Summary#
This bill would repeal the U nonimmigrant visa (the “U visa”) from U.S. immigration law. The U visa is the special visa for certain noncitizen victims of crimes that gives temporary protection, work permission, and can lead to a green card. The bill says the program is widely abused, has a large backlog, and should be ended.
- Main change: removes the statutory definition of the U visa and strikes related references across the Immigration and Nationality Act.
- Effect on benefits: ends the legal basis for U status, its deferred action, work authorization, and the pathway to permanent residence that depend on that status.
- Affects pending and future applicants: the bill does not clearly say how it treats people who already have U status or who have pending U visa applications.
- Alternatives cited: the bill’s findings point to the S visa (for witnesses/cooperators) and humanitarian parole as alternate options for some cases.
What it means for you#
- Crime victims who seek U visas: If the law is repealed, the U visa would no longer be available to new applicants. The bill does not clearly explain what happens to current U visa holders or people on the waiting list.
- Applicants with pending cases or family members: The bill is silent on transition rules. This could mean pending applications would be left without a statutory path, but the bill text does not specify.
- People working in the U.S. under U status: Work permission tied to U status would lose its statutory basis; the bill does not state whether existing work authorization would remain temporarily.
- Family members of U visa applicants: The unlimited ability to get derivative U-based visas would end because the underlying U category would be repealed.
- Law enforcement and prosecutors: The bill removes the U visa as a formal immigration incentive for cooperation. The bill asserts law enforcement certifications have been abused but does not change law enforcement duties directly.

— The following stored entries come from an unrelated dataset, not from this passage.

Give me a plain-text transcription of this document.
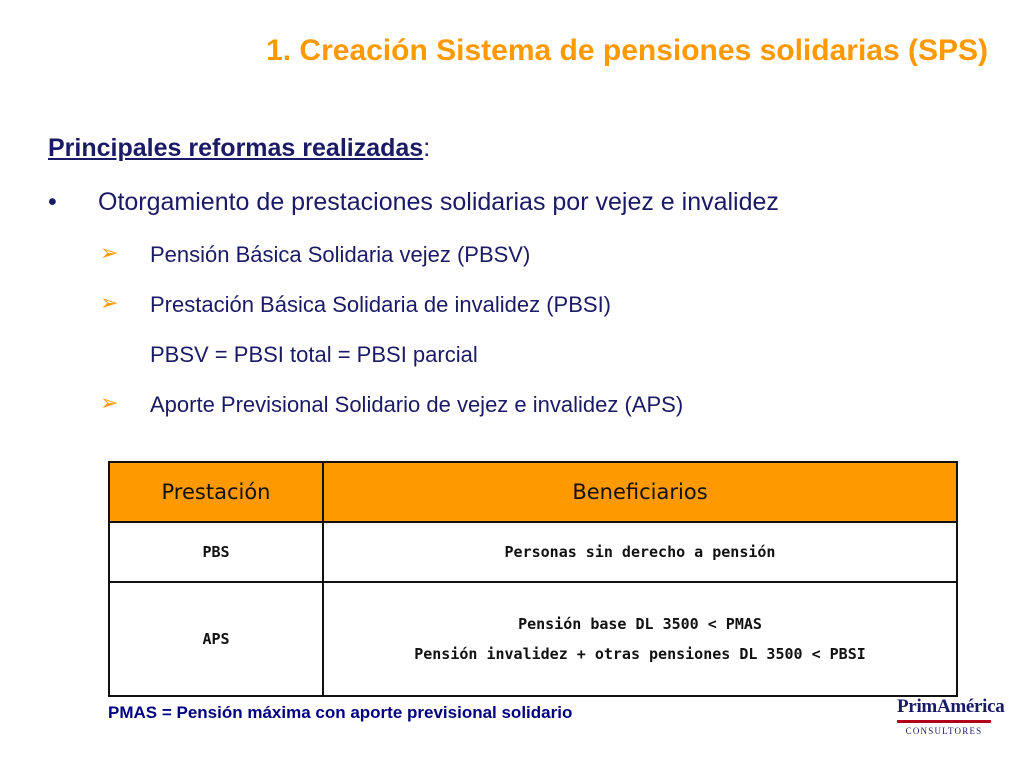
1. Creación Sistema de pensiones solidarias (SPS)
Principales reformas realizadas:
• Otorgamiento de prestaciones solidarias por vejez e invalidez
➢ Pensión Básica Solidaria vejez (PBSV)
➢ Prestación Básica Solidaria de invalidez (PBSI)
PBSV = PBSI total = PBSI parcial
➢ Aporte Previsional Solidario de vejez e invalidez (APS)
Prestación	Beneficiarios
PBS	Personas sin derecho a pensión
APS	Pensión base DL 3500 < PMAS
Pensión invalidez + otras pensiones DL 3500 < PBSI
PMAS = Pensión máxima con aporte previsional solidario	PrimAmérica
CONSULTORES
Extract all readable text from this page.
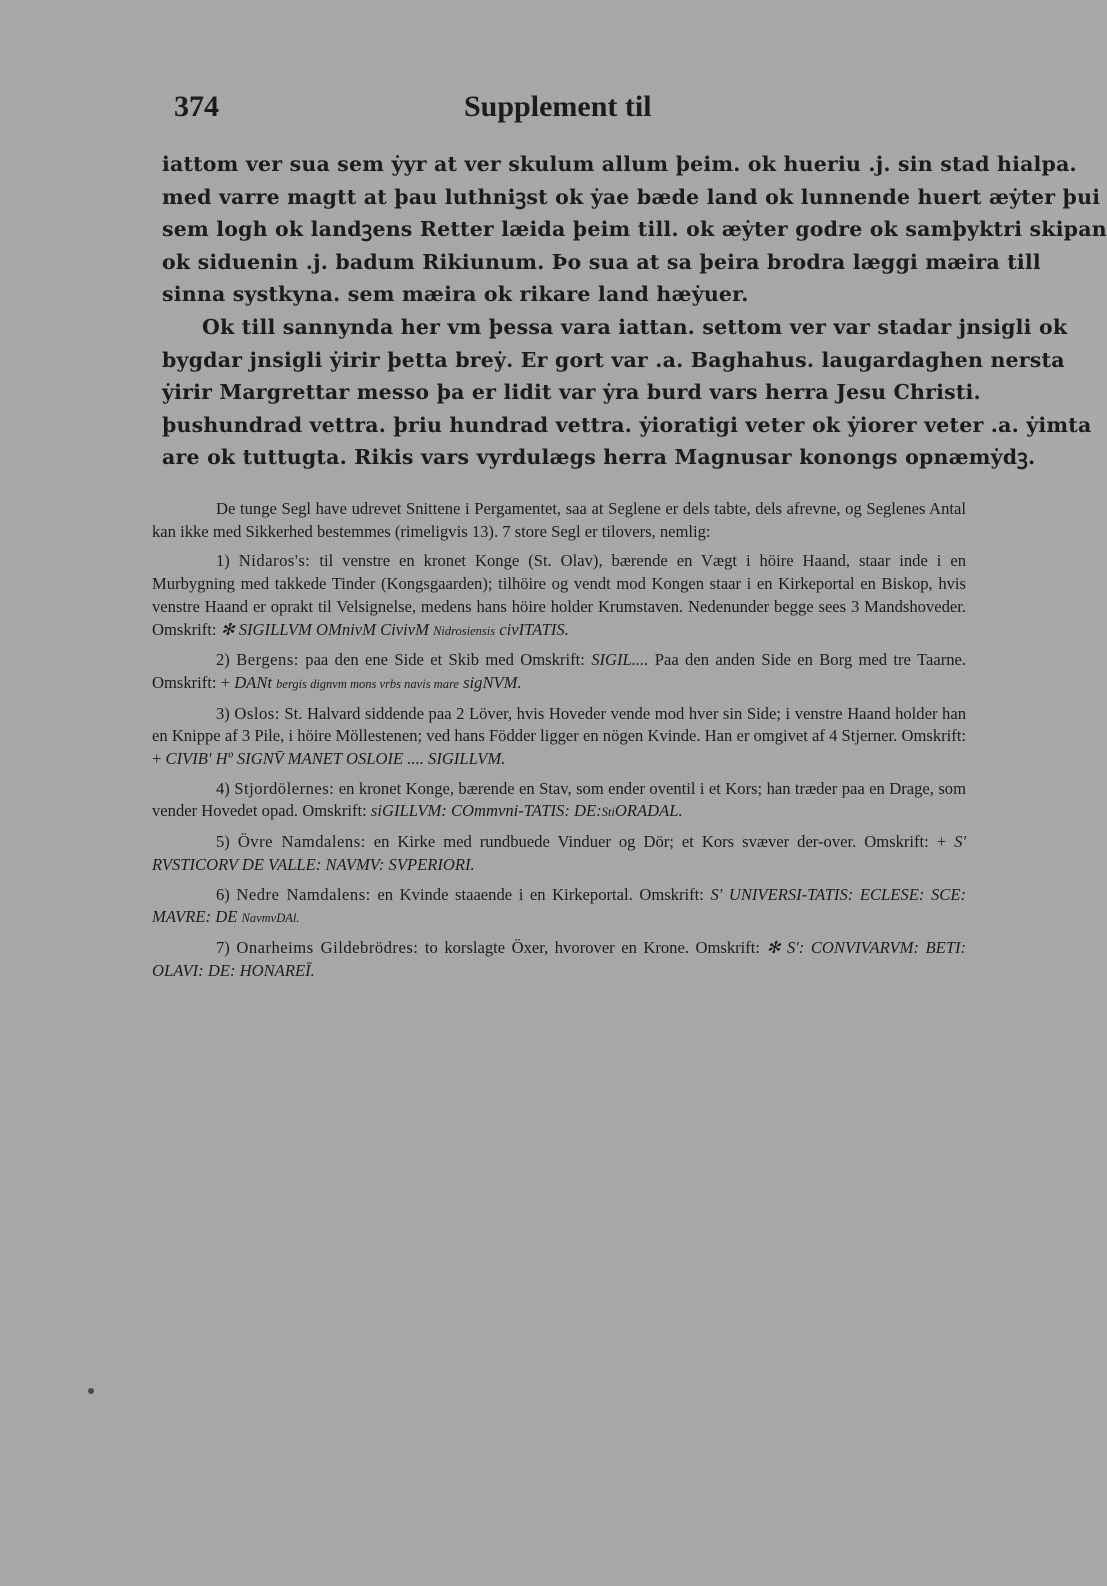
374	Supplement til
iattom ver sua sem ẏyr at ver skulum allum þeim. ok hueriu .j. sin stad hialpa.
med varre magtt at þau luthniꝫst ok ẏae bæde land ok lunnende huert æẏter þui
sem logh ok landꝫens Retter læida þeim till. ok æẏter godre ok samþyktri skipan
ok siduenin .j. badum Rikiunum. Þo sua at sa þeira brodra læggi mæira till
sinna systkyna. sem mæira ok rikare land hæẏuer.
Ok till sannynda her vm þessa vara iattan. settom ver var stadar jnsigli ok
bygdar jnsigli ẏirir þetta breẏ. Er gort var .a. Baghahus. laugardaghen nersta
ẏirir Margrettar messo þa er lidit var ẏra burd vars herra Jesu Christi.
þushundrad vettra. þriu hundrad vettra. ẏioratigi veter ok ẏiorer veter .a. ẏimta
are ok tuttugta. Rikis vars vyrdulægs herra Magnusar konongs opnæmẏdꝫ.

De tunge Segl have udrevet Snittene i Pergamentet, saa at Seglene er dels tabte, dels afrevne, og Seglenes Antal kan ikke med Sikkerhed bestemmes (rimeligvis 13). 7 store Segl er tilovers, nemlig:

1) Nidaros's: til venstre en kronet Konge (St. Olav), bærende en Vægt i höire Haand, staar inde i en Murbygning med takkede Tinder (Kongsgaarden); tilhöire og vendt mod Kongen staar i en Kirkeportal en Biskop, hvis venstre Haand er oprakt til Velsignelse, medens hans höire holder Krumstaven. Nedenunder begge sees 3 Mandshoveder. Omskrift: ✻ SIGILLVM OMnivM CivivM Nidrosiensis civITATIS.

2) Bergens: paa den ene Side et Skib med Omskrift: SIGIL.... Paa den anden Side en Borg med tre Taarne. Omskrift: + DANt bergis dignvm mons vrbs navis mare sigNVM.

3) Oslos: St. Halvard siddende paa 2 Löver, hvis Hoveder vende mod hver sin Side; i venstre Haand holder han en Knippe af 3 Pile, i höire Möllestenen; ved hans Födder ligger en nögen Kvinde. Han er omgivet af 4 Stjerner. Omskrift: + CIVIB' Hº SIGNV̄ MANET OSLOIE .... SIGILLVM.

4) Stjordölernes: en kronet Konge, bærende en Stav, som ender oventil i et Kors; han træder paa en Drage, som vender Hovedet opad. Omskrift: siGILLVM: COmmvni-TATIS: DE:StiORADAL.

5) Övre Namdalens: en Kirke med rundbuede Vinduer og Dör; et Kors svæver der-over. Omskrift: + S' RVSTICORV DE VALLE: NAVMV: SVPERIORI.

6) Nedre Namdalens: en Kvinde staaende i en Kirkeportal. Omskrift: S' UNIVERSI-TATIS: ECLESE: SCE: MAVRE: DE NavmvDAl.

7) Onarheims Gildebrödres: to korslagte Öxer, hvorover en Krone. Omskrift: ✻ S': CONVIVARVM: BETI: OLAVI: DE: HONAREĪ.
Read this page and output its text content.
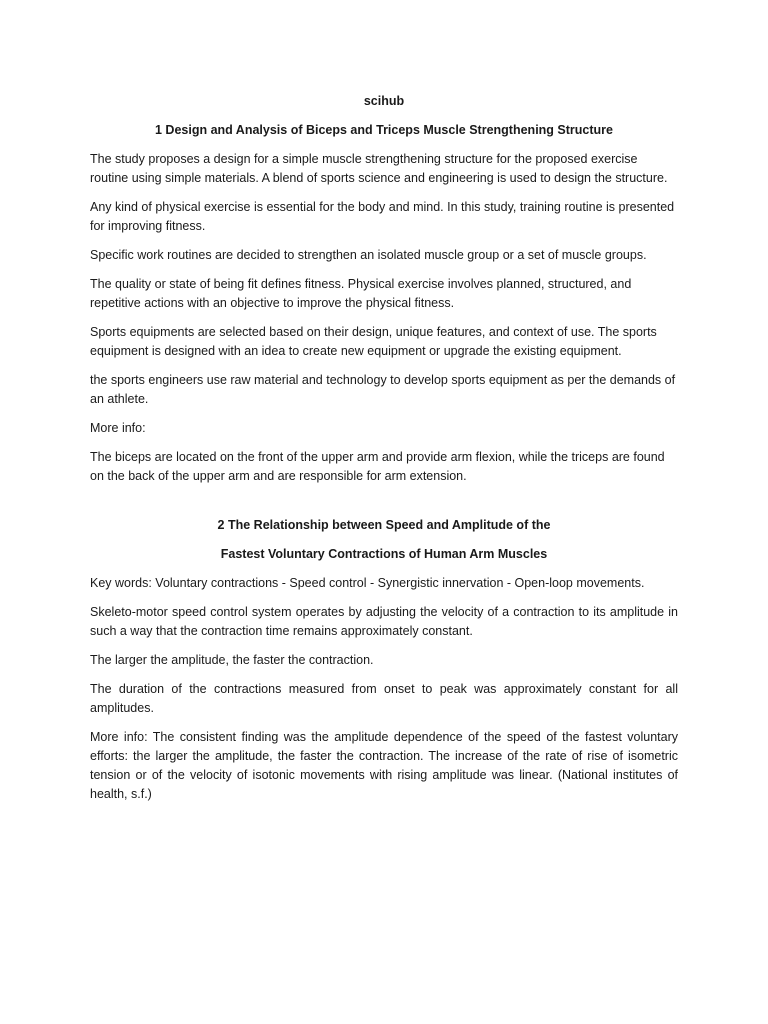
scihub
1 Design and Analysis of Biceps and Triceps Muscle Strengthening Structure

The study proposes a design for a simple muscle strengthening structure for the proposed exercise routine using simple materials. A blend of sports science and engineering is used to design the structure.

Any kind of physical exercise is essential for the body and mind. In this study, training routine is presented for improving fitness.

Specific work routines are decided to strengthen an isolated muscle group or a set of muscle groups.

The quality or state of being fit defines fitness. Physical exercise involves planned, structured, and repetitive actions with an objective to improve the physical fitness.

Sports equipments are selected based on their design, unique features, and context of use. The sports equipment is designed with an idea to create new equipment or upgrade the existing equipment.

the sports engineers use raw material and technology to develop sports equipment as per the demands of an athlete.

More info:

The biceps are located on the front of the upper arm and provide arm flexion, while the triceps are found on the back of the upper arm and are responsible for arm extension.

2 The Relationship between Speed and Amplitude of the
Fastest Voluntary Contractions of Human Arm Muscles

Key words: Voluntary contractions - Speed control - Synergistic innervation - Open-loop movements.

Skeleto-motor speed control system operates by adjusting the velocity of a contraction to its amplitude in such a way that the contraction time remains approximately constant.

The larger the amplitude, the faster the contraction.

The duration of the contractions measured from onset to peak was approximately constant for all amplitudes.

More info: The consistent finding was the amplitude dependence of the speed of the fastest voluntary efforts: the larger the amplitude, the faster the contraction. The increase of the rate of rise of isometric tension or of the velocity of isotonic movements with rising amplitude was linear. (National institutes of health, s.f.)
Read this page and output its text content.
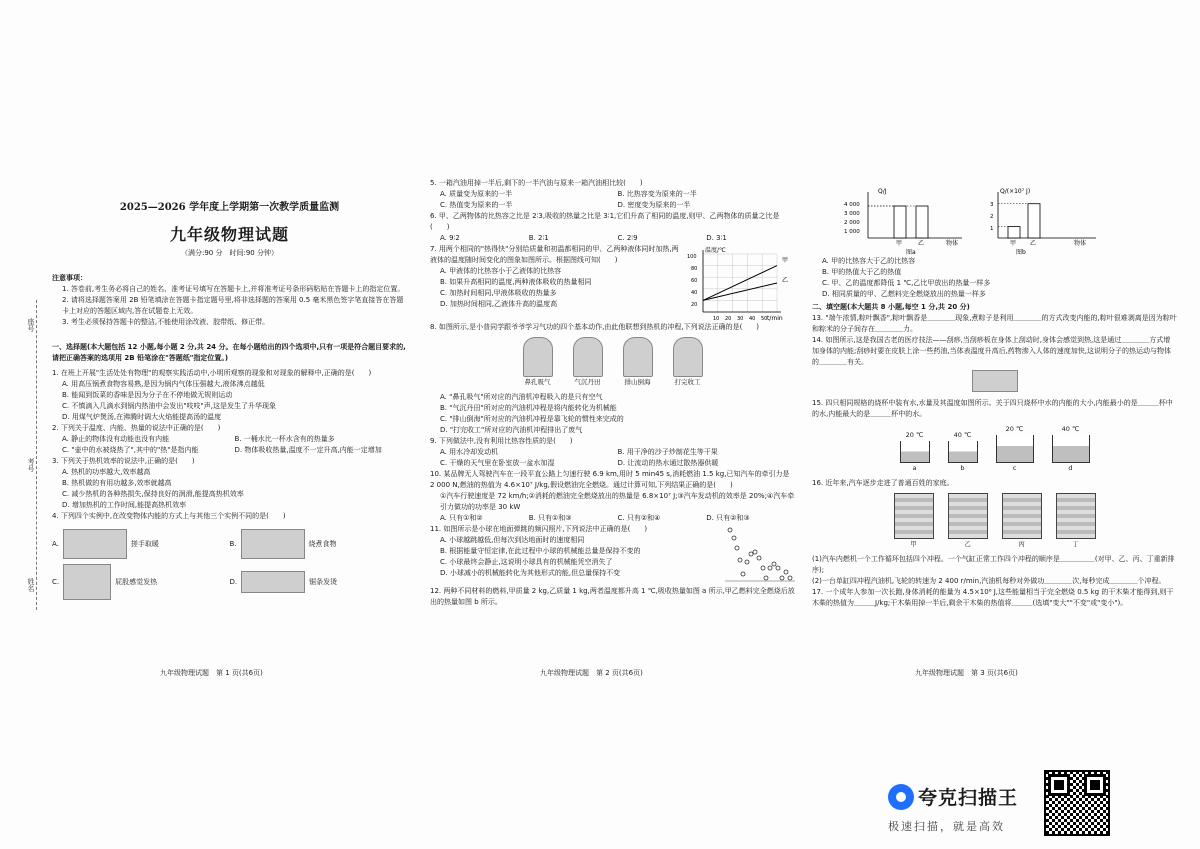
座号
考号
姓名
2025—2026 学年度上学期第一次教学质量监测
九年级物理试题
（满分:90 分　时间:90 分钟）

注意事项：

1. 答卷前,考生务必将自己的姓名、准考证号填写在答题卡上,并将准考证号条形码粘贴在答题卡上的指定位置。

2. 请将选择题答案用 2B 铅笔填涂在答题卡指定题号里,将非选择题的答案用 0.5 毫米黑色签字笔直接答在答题卡上对应的答题区域内,答在试题卷上无效。

3. 考生必须保持答题卡的整洁,不能使用涂改液、胶带纸、修正带。

一、选择题(本大题包括 12 小题,每小题 2 分,共 24 分。在每小题给出的四个选项中,只有一项是符合题目要求的,请把正确答案的选项用 2B 铅笔涂在"答题纸"指定位置。)

1. 在班上开展"生活处处有物理"的观察实践活动中,小明所观察的现象和对现象的解释中,正确的是(　　)

A. 用高压锅煮食物容易熟,是因为锅内气体压强越大,液体沸点越低

B. 能闻到饭菜的香味是因为分子在不停地做无规则运动

C. 不慎滴入几滴水到锅内热油中会发出"吱吱"声,这是发生了升华现象

D. 用煤气炉煲汤,在沸腾时调大火焰能提高汤的温度

2. 下列关于温度、内能、热量的说法中正确的是(　　)

A. 静止的物体没有动能也没有内能	B. 一桶水比一杯水含有的热量多
C. "壶中的水被烧热了",其中的"热"是指内能	D. 物体吸收热量,温度不一定升高,内能一定增加

3. 下列关于热机效率的说法中,正确的是(　　)

A. 热机的功率越大,效率越高

B. 热机做的有用功越多,效率就越高

C. 减少热机的各种热损失,保持良好的润滑,能提高热机效率

D. 增加热机的工作时间,能提高热机效率

4. 下列四个实例中,在改变物体内能的方式上与其他三个实例不同的是(　　)

A.	搓手取暖	B.	烧煮食物
C.	屁股感觉发热	D.	锯条发烫

5. 一箱汽油用掉一半后,剩下的一半汽油与原来一箱汽油相比较(　　)

A. 质量变为原来的一半	B. 比热容变为原来的一半
C. 热值变为原来的一半	D. 密度变为原来的一半

6. 甲、乙两物体的比热容之比是 2∶3,吸收的热量之比是 3∶1,它们升高了相同的温度,则甲、乙两物体的质量之比是(　　)

A. 9∶2	B. 2∶1	C. 2∶9	D. 3∶1

7. 用两个相同的"热得快"分别给质量和初温都相同的甲、乙两种液体同时加热,两液体的温度随时间变化的图象如图所示。根据图线可知(　　)

A. 甲液体的比热容小于乙液体的比热容

B. 如果升高相同的温度,两种液体吸收的热量相同

C. 加热时间相同,甲液体吸收的热量多

D. 加热时间相同,乙液体升高的温度高

温度/℃
t/min
甲
乙
100
80
60
40
20
10 20 30 40 50

8. 如图所示,是小普同学跟爷爷学习气功的四个基本动作,由此他联想到热机的冲程,下列说法正确的是(　　)

鼻孔吸气	气沉丹田	排山倒海	打完收工

A. "鼻孔吸气"所对应的汽油机冲程吸入的是只有空气

B. "气沉丹田"所对应的汽油机冲程是将内能转化为机械能

C. "排山倒海"所对应的汽油机冲程是靠飞轮的惯性来完成的

D. "打完收工"所对应的汽油机冲程排出了废气

9. 下列做法中,没有利用比热容性质的是(　　)

A. 用水冷却发动机	B. 用干净的沙子炒制花生等干果
C. 干燥的天气里在卧室放一盆水加湿	D. 让流动的热水通过散热器供暖

10. 某品牌无人驾驶汽车在一段平直公路上匀速行驶 6.9 km,用时 5 min45 s,消耗燃油 1.5 kg,已知汽车的牵引力是 2 000 N,燃油的热值为 4.6×10⁷ J/kg,假设燃油完全燃烧。通过计算可知,下列结果正确的是(　　)

①汽车行驶速度是 72 km/h;②消耗的燃油完全燃烧放出的热量是 6.8×10⁷ J;③汽车发动机的效率是 20%;④汽车牵引力做功的功率是 30 kW

A. 只有①和②	B. 只有①和③	C. 只有②和④	D. 只有②和③

11. 如图所示是小球在地面弹跳的频闪照片,下列说法中正确的是(　　)

A. 小球越跳越低,但每次到达地面时的速度相同

B. 根据能量守恒定律,在此过程中小球的机械能总量是保持不变的

C. 小球最终会静止,这说明小球具有的机械能凭空消失了

D. 小球减小的机械能转化为其他形式的能,但总量保持不变

12. 两种不同材料的燃料,甲质量 2 kg,乙质量 1 kg,两者温度都升高 1 ℃,吸收热量如图 a 所示,甲乙燃料完全燃烧后放出的热量如图 b 所示。

Q/J
4 000
3 000
2 000
1 000
甲	乙	物体
图a
Q/(×10⁷ J)
3
2
1
甲 乙	物体
图b

A. 甲的比热容大于乙的比热容

B. 甲的热值大于乙的热值

C. 甲、乙的温度都降低 1 ℃,乙比甲放出的热量一样多

D. 相同质量的甲、乙燃料完全燃烧放出的热量一样多

二、填空题(本大题共 8 小题,每空 1 分,共 20 分)

13. "端午浓情,粽叶飘香",粽叶飘香是＿＿＿＿现象,煮粽子是利用＿＿＿＿的方式改变内能的,粽叶很难剥离是因为粽叶和粽米的分子间存在＿＿＿＿力。

14. 如图所示,这是我国古老的医疗技法——刮痧,当刮痧板在身体上刮动时,身体会感觉到热,这是通过＿＿＿＿方式增加身体的内能;刮痧时要在皮肤上涂一些药油,当体表温度升高后,药物渗入人体的速度加快,这说明分子的热运动与物体的＿＿＿＿有关。

15. 四只相同规格的烧杯中装有水,水量及其温度如图所示。关于四只烧杯中水的内能的大小,内能最小的是＿＿＿杯中的水,内能最大的是＿＿＿杯中的水。

20 ℃
a
40 ℃
b
20 ℃
c
40 ℃
d

16. 近年来,汽车逐步走进了普通百姓的家庭。

甲	乙	丙	丁

(1)汽车内燃机一个工作循环包括四个冲程。一个气缸正常工作四个冲程的顺序是＿＿＿＿＿(对甲、乙、丙、丁重新排序);

(2)一台单缸四冲程汽油机,飞轮的转速为 2 400 r/min,汽油机每秒对外做功＿＿＿＿次,每秒完成＿＿＿＿个冲程。

17. 一个成年人参加一次长跑,身体消耗的能量为 4.5×10⁶ J,这些能量相当于完全燃烧 0.5 kg 的干木柴才能得到,则干木柴的热值为＿＿＿J/kg;干木柴用掉一半后,剩余干木柴的热值将＿＿＿(选填"变大""不变"或"变小")。

九年级物理试题　第 1 页(共6页)	九年级物理试题　第 2 页(共6页)	九年级物理试题　第 3 页(共6页)
夸克扫描王
极速扫描，就是高效
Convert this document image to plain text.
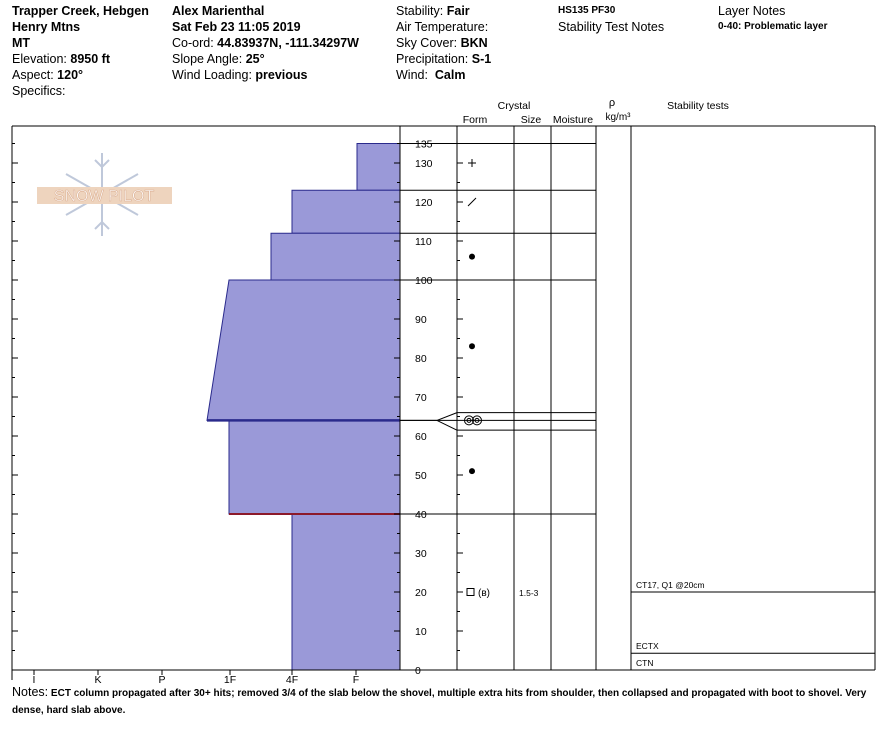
Trapper Creek, Hebgen
Henry Mtns
MT
Elevation: 8950 ft
Aspect: 120°
Specifics:
Alex Marienthal
Sat Feb 23 11:05 2019
Co-ord: 44.83937N, -111.34297W
Slope Angle: 25°
Wind Loading: previous
Stability: Fair
Air Temperature:
Sky Cover: BKN
Precipitation: S-1
Wind: Calm
HS135 PF30
Stability Test Notes
Layer Notes
0-40: Problematic layer
SNOW PILOT
135
130
120
110
100
90
80
70
60
50
40
30
20
10
0
I	K	P	1F	4F	F
(ʙ)	1.5-3
CT17, Q1 @20cm
ECTX
CTN
Crystal
Form	Size Moisture
ρ
kg/m³
Stability tests
Notes: ECT column propagated after 30+ hits; removed 3/4 of the slab below the shovel, multiple extra hits from shoulder, then collapsed and propagated with boot to shovel. Very dense, hard slab above.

- U.S. Citizenship and Immigration Services (USCIS) and DHS: They would need to stop processing U visa petitions and update forms, guidance, and systems to remove the category. The bill makes multiple statutory edits to remove references to U status.
- Public safety and crime reporting: The bill does not analyze how removing the U visa might affect victims’ willingness to report crimes or to cooperate with investigations.
Expenses#
No publicly available information.
- The bill text and supplied materials do not include a fiscal note or cost estimate.
- Possible administrative costs or savings are not specified. For example, removing the program could reduce some USCIS processing work but could increase costs elsewhere (immigration enforcement, courts, or DHS parole processing); the bill does not provide estimates.
- Any changes to benefits for currently authorized workers could affect employer paperwork and government benefit records, but no cost data is provided.
Proponents' View#
The bill’s findings lay out the reasons for repeal. The bill appears intended to:
- Stop what it describes as widespread fraud and staged crimes used to obtain U visas.
- End a long backlog and a waitlist that, according to the bill, gives immigration benefits without full adjudication.
- Remove a program the bill says gives waivers of inadmissibility and a likely path to a green card for people who entered or remained unlawfully.
- Rely instead on other tools such as the S visa (for witnesses) or case-by-case humanitarian parole for victims or needed witnesses.
- Restore stricter limits on who may receive immigration relief tied to cooperation with law enforcement.
Opponents' View#
The bill text does not contain opponents’ statements. Based on what the repeal would do, reasonable concerns or questions include:
- One concern is the bill does not say what will happen to people who already have U visas or who have years-long pending applications. The lack of transition rules creates legal uncertainty for those people.
- The bill does not clearly explain how victims who need protection or who are cooperating with investigations would be assisted if the U visa is removed. It is unclear whether S visas or parole would meet the same needs.
- The repeal could discourage crime victims from reporting crimes or cooperating with police if they lose a known immigration remedy that offers work authorization and a pathway to stability.
- The bill may shift workloads and costs rather than eliminate them (for example, more immigration enforcement actions, deportation proceedings, or parole requests), but it gives no cost or implementation plan.
- The findings cite fraud examples, but the bill does not establish new verification, oversight, or anti-fraud procedures that would address problems short of full repeal.
- It is unclear how the removal of many statutory references will affect other immigration processes that currently interact with U status (for instance, waiver rules and adjustment provisions), because the bill removes those cross-references without spelling out replacements.